The Consumer Product Safety Commission Public Playground Safety Handbook tells us that nine inches of sand protects to a fall height of four feet.
That is what is presented in the CPSI course and we believe it.
Well, I did, until recently. I took the Canadian Playground Safety Institute’s online course on playground safety theory. The Canadian standards indicate that 300 mm (11.8 in) of sand may have a critical fall height of up to three meters (9.84 ft). Sand is a popular choice for surfacing in Canada because if it is well drained, it is one product that can retain its impact attenuation value in the cold climate where other products might freeze.

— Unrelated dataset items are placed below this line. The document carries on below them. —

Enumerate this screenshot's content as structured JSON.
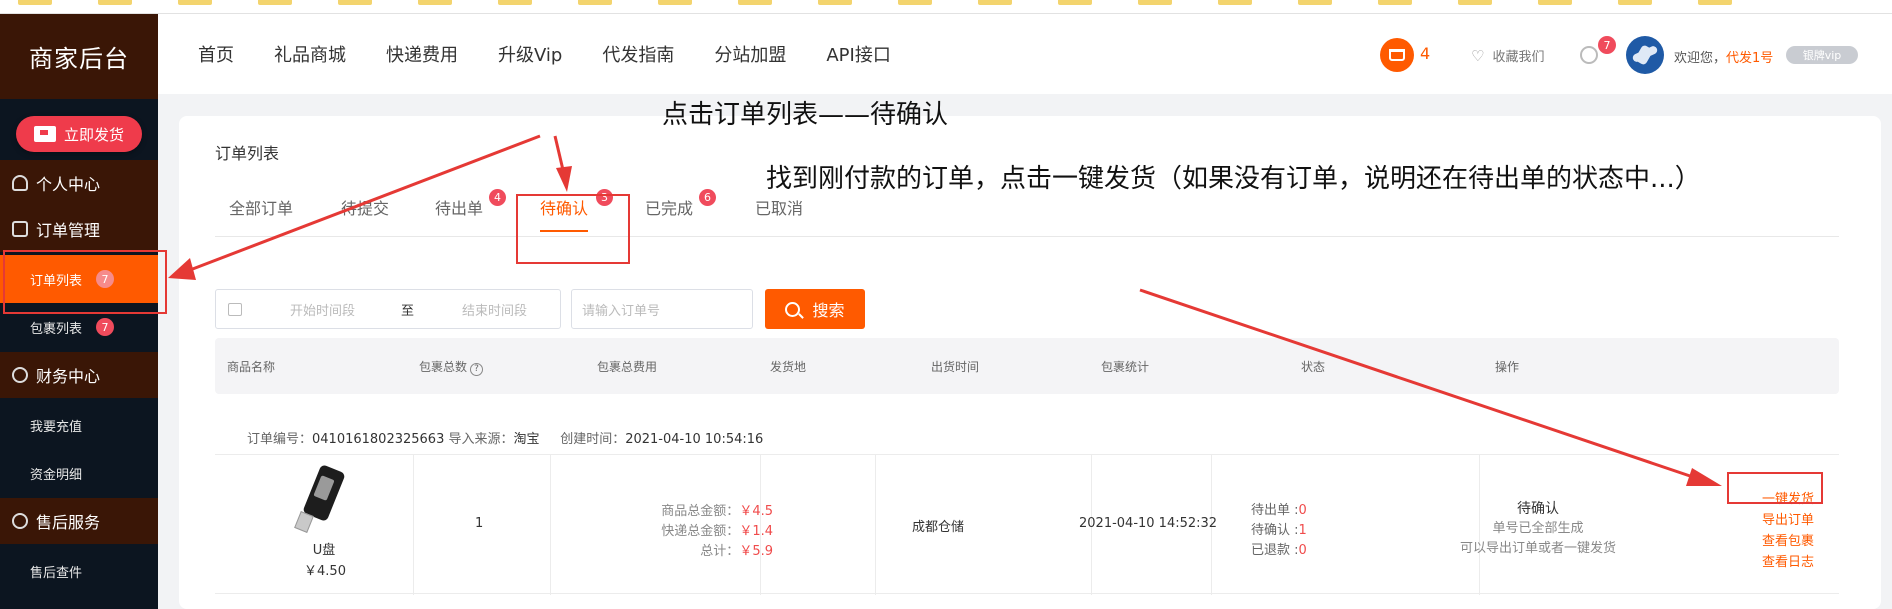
{
  "sidebar": {
    "brand": "商家后台",
    "ship_button": "立即发货",
    "groups": [
      {
        "label": "个人中心"
      },
      {
        "label": "订单管理"
      },
      {
        "label": "财务中心"
      },
      {
        "label": "售后服务"
      }
    ],
    "items": [
      {
        "label": "订单列表",
        "badge": "7"
      },
      {
        "label": "包裹列表",
        "badge": "7"
      },
      {
        "label": "我要充值"
      },
      {
        "label": "资金明细"
      },
      {
        "label": "售后查件"
      }
    ]
  },
  "topnav": {
    "links": [
      "首页",
      "礼品商城",
      "快递费用",
      "升级Vip",
      "代发指南",
      "分站加盟",
      "API接口"
    ],
    "cart_count": "4",
    "favorite": "收藏我们",
    "msg_badge": "7",
    "welcome": "欢迎您，",
    "username": "代发1号",
    "vip": "银牌vip"
  },
  "page": {
    "title": "订单列表",
    "tabs": [
      {
        "label": "全部订单"
      },
      {
        "label": "待提交"
      },
      {
        "label": "待出单",
        "badge": "4"
      },
      {
        "label": "待确认",
        "badge": "3"
      },
      {
        "label": "已完成",
        "badge": "6"
      },
      {
        "label": "已取消"
      }
    ],
    "active_tab": "待确认"
  },
  "filters": {
    "start_placeholder": "开始时间段",
    "to_label": "至",
    "end_placeholder": "结束时间段",
    "order_placeholder": "请输入订单号",
    "search_button": "搜索"
  },
  "table": {
    "headers": [
      "商品名称",
      "包裹总数",
      "包裹总费用",
      "发货地",
      "出货时间",
      "包裹统计",
      "状态",
      "操作"
    ],
    "order": {
      "order_no_label": "订单编号：",
      "order_no": "0410161802325663",
      "source_label": "导入来源：",
      "source": "淘宝",
      "created_label": "创建时间：",
      "created": "2021-04-10 10:54:16",
      "product_name": "U盘",
      "product_price": "￥4.50",
      "package_count": "1",
      "fees": {
        "goods_label": "商品总金额：",
        "goods": "￥4.5",
        "shipping_label": "快递总金额：",
        "shipping": "￥1.4",
        "total_label": "总计：",
        "total": "￥5.9"
      },
      "warehouse": "成都仓储",
      "ship_time": "2021-04-10 14:52:32",
      "stats": {
        "pending_out_label": "待出单 :",
        "pending_out": "0",
        "pending_confirm_label": "待确认 :",
        "pending_confirm": "1",
        "refunded_label": "已退款 :",
        "refunded": "0"
      },
      "status": {
        "main": "待确认",
        "line1": "单号已全部生成",
        "line2": "可以导出订单或者一键发货"
      },
      "actions": [
        "一键发货",
        "导出订单",
        "查看包裹",
        "查看日志"
      ]
    }
  },
  "annotations": {
    "step1": "点击订单列表——待确认",
    "step2": "找到刚付款的订单，点击一键发货（如果没有订单，说明还在待出单的状态中...）"
  },
  "colors": {
    "accent": "#ff5a00",
    "badge": "#f04b5c",
    "annotation": "#e53935",
    "sidebar_dark": "#0c1520",
    "sidebar_group": "#3a1606"
  }
}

I then contacted a friend in Australia who does impact testing and found that they also have several sands that they use that test to three meters or more of critical height. He sent me the sieve size charts for several types of sand that are used in Australia. They require the supplier to provide sieve size charts for each shipment of sand similar to how we require suppliers of poured-in-place or other unitary products to provide certificates of compliance.
There are about as many types of sand as there are quarries that produce it, so I began to wonder if there were not any local sands that would provide this same level of protection.
Sand is a very popular surfacing material in California and many of my clients use it for at least part of the play area as a play component and as a fall surface. Publication of the new Consumer Product Safety Commission Handbook No. 325 lowered the fall height of sand from five feet to four feet. Many of my clients started calling because they became concerned that the sand they were using may not be providing adequate fall protection.
Many of them in the San Francisco Bay area use the same type of sand because they instinctively feel that it provides the best impact value. Based on my recent findings, I decided to test the sands on my own and share the information with my clients. I found that this sand when tested at a fall height of 10 feet gave an average Gmax of 65 and an average HIC of 181, well below the maximum Gmax of 200 and the Maximum HIC of 1000.
I do not want to imply that all sand can rate this well because I know it can’t. If you buy sand that is called plaster sand cement sand, etc., it is probably not going to provide proper protection. Think about it. If it is used to make concrete, don’t you think it might make things hard? What I am saying is that all sands are not the same, so you need to test the sand you use. It may have a higher Impact Attenuation value than the CPSC Guidelines suggest.
The sand I tested is lapis sand. Lapis sand contains limestone and sea shells and is frequently used for aquariums. It has rounded edges rather than sharp corners that you typically find in crushed stone products and most of the particle sizes are about the same. It is kind of like a really, really small pea stone. The fact that it does not have much small or fine material is the reason it won’t compact. In most sand, the small particles fill the spaces between the larger particles and that is what makes it compact and hard.
All of the sand tests that I received from Australia had similar characteristics to the sand I tested. They all had a consistent particle size with rounded or natural shapes.
Most agencies still do not require Impact Testing for the unitary products they use. They simply accept the certificates of compliance they receive from the manufacturer of the product.
Sand is a naturally occurring product and does not normally come with certificates of compliance. The only way to verify that the unitary surface actually complies is to do field testing so it is even more important to require field testing of sand products used in the playground.
I can say I have tested the sand from one particular quarry and I can tell my clients that if this is the sand they have purchased, they are probably in good shape, but the only way I can or will verify that sand provides adequate impact protection is to individually test the sand used at each site.